People want to explore ideas, products, and solutions on their own before reaching out to sales. It’s estimated that by the time a prospect finally connects with a sales rep, they’re already more than 57% of the way through the buying cycle.

This says two things:

First, marketing is playing a heavier role in the sales process. Strong marketing is responsible for getting prospects this far into the sales cycle so the sales rep can pick up where marketing leaves off.

Second, prospects that make it this far are active buyers, not just passive leads. Sales reps have a better chance of closing prospects that are proactively reaching out to learn more rather than tire kickers who probably fell into the sales funnel by accident.

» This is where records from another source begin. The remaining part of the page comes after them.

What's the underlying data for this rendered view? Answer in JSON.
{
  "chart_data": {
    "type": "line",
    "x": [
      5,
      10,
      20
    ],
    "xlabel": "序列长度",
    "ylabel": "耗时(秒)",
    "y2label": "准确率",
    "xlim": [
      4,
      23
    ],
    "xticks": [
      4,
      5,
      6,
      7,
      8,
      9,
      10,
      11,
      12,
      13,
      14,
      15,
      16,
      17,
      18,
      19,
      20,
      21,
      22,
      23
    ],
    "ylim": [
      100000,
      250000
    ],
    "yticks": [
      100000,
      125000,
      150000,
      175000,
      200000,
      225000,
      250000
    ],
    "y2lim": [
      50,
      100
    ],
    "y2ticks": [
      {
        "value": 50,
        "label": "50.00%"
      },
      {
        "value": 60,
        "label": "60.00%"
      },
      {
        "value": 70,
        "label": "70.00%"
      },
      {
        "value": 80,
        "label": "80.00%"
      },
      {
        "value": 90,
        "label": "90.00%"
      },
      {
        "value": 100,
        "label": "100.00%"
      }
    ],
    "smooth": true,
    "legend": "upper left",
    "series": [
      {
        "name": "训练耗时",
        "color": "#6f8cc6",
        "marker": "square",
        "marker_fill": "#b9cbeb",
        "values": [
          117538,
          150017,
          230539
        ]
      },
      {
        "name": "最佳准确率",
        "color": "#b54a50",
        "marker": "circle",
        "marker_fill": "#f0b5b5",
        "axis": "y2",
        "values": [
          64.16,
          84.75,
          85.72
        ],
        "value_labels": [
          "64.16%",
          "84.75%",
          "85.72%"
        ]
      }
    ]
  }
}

This is the premise of inbound selling. Instead of chasing leads and weeding out the bad ones, quality leads are coming to you. Inbound selling allows sales teams to meet the customer wherever they are in the buying journey, and deliver value and meaning throughout the conversation.

This method takes into account that you’re working with an informed prospect. They’re already interested in what you may be able to do for them. They already know something about the solutions you sell and are expecting you to guide them to the right one.

Sales reps assume less of a salesperson role, and more of a consulting role. They must be able to adapt their sales process to the customer’s unique stage in the buying journey. This helps to strengthen the exploration and connection phases to give the prospect the best chance of coming to a desirable conclusion.

How Should You Be Selling?

If there were a single-best sales methodology, everyone would be using it. Instead, you’ll have to do some exploring and testing on your own to figure out what works for you.

Yes, you’ll need to invest time and resources into learning how these methodologies work, training your people on how to use them, and understanding how best to implement them. But if that means creating a solid system that helps you increase your wins and reduce your losses, consider it time and money well spent.